Um dos primeiros erros acontece logo nas primeiras semanas de vida do bebê. O pequenino mal se mexe no berço e já estamos ali, prontos, para acolhê-lo. Se chora, já entramos em desespero para descobrir o que está acontecendo. Tenta-se de tudo: da troca de fraldas, passando pela mamada ao remedinho para cólicas. É uma loucura! A criança se acostuma a ser atendida ao primeiro incômodo. Tal comportamento dos pais informa ao bebê que, quando chorar, será atendido. Além disso, esse tipo de ansiedade dos pais ainda prejudica no desenvolvimento de um hábito noturno saudável. A criança não dorme direito e todos passam meses sem ter uma boa noite de sono.

Outro erro grave se dá quando o pequeno passa a acompanhar os pais às compras. Como está em desenvolvimento, é normal que a criança dê show para ganhar um brinquedo, um doce… Quando isso acontece, quase sempre os pais se perdem e atendem os filhos. Primeiro, dizem não. Aí a criança faz birra e consegue o que quer. Motivo? A criança sabe que, se chorar, os pais cedem. Eles sentem vergonha do “escândalo” e falta disposição para serem firmes – temem causar um trauma no baixinho. 

A molecadinha dá trabalho porque muita gente não sabe ser pai, não sabe ser mãe. Por não se preparar, a maioria falha no processo educativo. Além disso, os pais são ansiosos e inseguros. Falta confiança no método. Escuta-se uma coisa aqui, outra ali, o vizinho, a avó… mas não sabem exatamente o que fazer com o filho.

Sabe, se a criança foi devidamente alimentada antes de deitar à noite, está com as fraldas limpas, se não está doente… Enfim, se está tudo bem, deixar chorar por cinco ou dez minutos não faz mal nenhum. Pelo contrário, ajuda o bebê a entender que é hora de dormir. Além disso, após dois ou três meses, não há necessidade de uma mamada a cada duas horas durante a noite. Quem cria o hábito (errado) são os pais que não dão conta de administrar a própria ansiedade.

Bebês não são bolhas indefesas. Deixá-los chorar um pouco não é coisa de pais preguiçosos. Fazem parte das atitudes de pais que acompanham os filhos e entendem que a frustração leva ao aprendizado, que permite torná-los mais seguros. Crianças devem entender que nem sempre terão tudo, nem sempre serão atendidos prontamente. Seja na hora do sono, na compra do brinquedo ou até mesmo no horário das refeições (por sinal, criança tem que ter horário pra comer).
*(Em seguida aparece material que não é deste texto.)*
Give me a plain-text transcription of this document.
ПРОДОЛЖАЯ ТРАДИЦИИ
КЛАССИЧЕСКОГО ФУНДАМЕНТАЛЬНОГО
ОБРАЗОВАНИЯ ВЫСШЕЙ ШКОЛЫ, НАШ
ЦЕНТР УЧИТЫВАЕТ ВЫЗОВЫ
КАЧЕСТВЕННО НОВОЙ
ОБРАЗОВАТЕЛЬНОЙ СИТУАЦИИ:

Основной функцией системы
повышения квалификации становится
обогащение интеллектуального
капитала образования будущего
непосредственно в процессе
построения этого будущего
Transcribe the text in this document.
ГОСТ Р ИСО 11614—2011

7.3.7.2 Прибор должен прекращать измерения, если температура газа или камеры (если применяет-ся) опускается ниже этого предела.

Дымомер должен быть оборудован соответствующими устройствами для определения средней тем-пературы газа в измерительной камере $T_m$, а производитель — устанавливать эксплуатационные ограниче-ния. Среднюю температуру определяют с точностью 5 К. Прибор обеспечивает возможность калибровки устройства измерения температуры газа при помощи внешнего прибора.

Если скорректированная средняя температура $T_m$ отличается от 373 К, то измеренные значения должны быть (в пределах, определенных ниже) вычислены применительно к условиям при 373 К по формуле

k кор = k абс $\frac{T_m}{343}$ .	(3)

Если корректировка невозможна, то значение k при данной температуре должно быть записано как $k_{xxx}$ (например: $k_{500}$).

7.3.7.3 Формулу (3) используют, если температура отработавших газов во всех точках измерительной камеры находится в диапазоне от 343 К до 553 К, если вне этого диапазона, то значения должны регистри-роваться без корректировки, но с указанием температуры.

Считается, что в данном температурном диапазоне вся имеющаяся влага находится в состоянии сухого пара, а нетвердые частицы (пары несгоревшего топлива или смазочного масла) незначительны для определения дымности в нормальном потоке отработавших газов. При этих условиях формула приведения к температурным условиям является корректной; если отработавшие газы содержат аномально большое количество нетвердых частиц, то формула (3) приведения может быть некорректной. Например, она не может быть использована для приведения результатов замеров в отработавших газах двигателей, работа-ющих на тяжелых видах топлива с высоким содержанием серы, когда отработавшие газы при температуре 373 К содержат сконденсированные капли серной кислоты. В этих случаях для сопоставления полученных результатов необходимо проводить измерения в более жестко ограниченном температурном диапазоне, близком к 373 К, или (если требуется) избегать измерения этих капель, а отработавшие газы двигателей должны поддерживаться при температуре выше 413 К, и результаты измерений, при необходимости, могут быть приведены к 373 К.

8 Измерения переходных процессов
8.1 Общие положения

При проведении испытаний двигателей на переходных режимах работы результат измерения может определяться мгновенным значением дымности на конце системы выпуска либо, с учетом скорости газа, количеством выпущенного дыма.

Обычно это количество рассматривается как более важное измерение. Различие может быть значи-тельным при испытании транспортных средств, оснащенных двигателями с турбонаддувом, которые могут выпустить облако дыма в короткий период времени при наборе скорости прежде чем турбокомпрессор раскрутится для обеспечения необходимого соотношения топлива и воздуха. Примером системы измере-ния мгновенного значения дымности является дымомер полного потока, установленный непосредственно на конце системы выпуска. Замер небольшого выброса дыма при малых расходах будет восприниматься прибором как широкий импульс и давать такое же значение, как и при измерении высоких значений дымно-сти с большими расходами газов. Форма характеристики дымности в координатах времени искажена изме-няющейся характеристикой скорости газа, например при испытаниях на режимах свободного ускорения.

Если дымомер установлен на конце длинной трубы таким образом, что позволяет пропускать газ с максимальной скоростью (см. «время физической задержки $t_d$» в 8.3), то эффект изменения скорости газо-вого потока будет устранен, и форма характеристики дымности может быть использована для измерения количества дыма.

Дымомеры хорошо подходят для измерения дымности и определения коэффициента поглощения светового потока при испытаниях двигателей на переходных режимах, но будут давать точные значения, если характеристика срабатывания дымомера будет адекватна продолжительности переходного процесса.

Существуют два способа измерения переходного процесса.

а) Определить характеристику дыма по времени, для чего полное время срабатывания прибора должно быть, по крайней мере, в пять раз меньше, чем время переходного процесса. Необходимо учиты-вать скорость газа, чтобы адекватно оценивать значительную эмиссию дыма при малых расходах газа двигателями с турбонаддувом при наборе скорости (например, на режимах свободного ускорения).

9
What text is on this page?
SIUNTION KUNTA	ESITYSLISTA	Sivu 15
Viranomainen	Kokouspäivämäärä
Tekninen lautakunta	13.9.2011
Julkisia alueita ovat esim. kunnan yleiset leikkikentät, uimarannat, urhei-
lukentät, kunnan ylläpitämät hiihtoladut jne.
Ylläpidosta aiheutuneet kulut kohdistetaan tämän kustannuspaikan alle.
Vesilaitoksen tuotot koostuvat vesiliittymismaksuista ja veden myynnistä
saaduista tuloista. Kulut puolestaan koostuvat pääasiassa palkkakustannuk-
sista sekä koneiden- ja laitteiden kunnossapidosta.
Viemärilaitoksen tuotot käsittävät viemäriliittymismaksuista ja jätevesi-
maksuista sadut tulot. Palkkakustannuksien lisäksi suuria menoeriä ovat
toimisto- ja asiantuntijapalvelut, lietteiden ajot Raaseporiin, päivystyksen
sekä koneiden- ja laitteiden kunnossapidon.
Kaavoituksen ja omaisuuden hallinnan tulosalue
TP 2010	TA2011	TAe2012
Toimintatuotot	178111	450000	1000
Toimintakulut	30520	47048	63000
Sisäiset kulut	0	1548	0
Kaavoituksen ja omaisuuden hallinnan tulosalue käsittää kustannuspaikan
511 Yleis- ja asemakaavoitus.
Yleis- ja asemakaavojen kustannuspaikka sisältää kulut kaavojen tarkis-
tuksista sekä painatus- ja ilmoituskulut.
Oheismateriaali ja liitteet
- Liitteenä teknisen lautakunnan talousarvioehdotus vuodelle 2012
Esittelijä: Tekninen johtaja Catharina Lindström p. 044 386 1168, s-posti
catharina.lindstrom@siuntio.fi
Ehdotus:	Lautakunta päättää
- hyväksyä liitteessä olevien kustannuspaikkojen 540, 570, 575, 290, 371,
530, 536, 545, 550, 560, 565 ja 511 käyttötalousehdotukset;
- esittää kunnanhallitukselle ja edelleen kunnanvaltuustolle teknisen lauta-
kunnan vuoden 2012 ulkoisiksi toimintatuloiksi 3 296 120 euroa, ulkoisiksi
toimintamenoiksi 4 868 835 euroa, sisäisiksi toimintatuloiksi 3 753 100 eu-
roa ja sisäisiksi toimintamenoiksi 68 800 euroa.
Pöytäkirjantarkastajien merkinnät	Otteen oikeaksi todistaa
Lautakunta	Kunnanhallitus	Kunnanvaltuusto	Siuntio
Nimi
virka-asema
A origem do problema, como eu disse, é a ansiedade de pais despreparados, de pais que vivem nesse mundo tecnológico no qual tudo funciona por um clique, num mundo que tem remédio pra tudo. A maioria, antes de ter o primeiro filho, acha que quando falar “não”, o filho vai aceitar, não vai testar os limites; acha que o bebê aprende a dormir a noite inteira sozinho, não vai fazer manha, birra… E, se acontecer alguma coisa, é só procurar o médico, comprar um remedinho… Acontece que educação ainda se faz do jeito tradicional. Até existem estudos novos que ajudam, mas, para ensinar, é preciso se envolver, investir tempo e afeto, sem ter medo de conter os impulsos dos baixinhos e frustrá-los de vez em quando.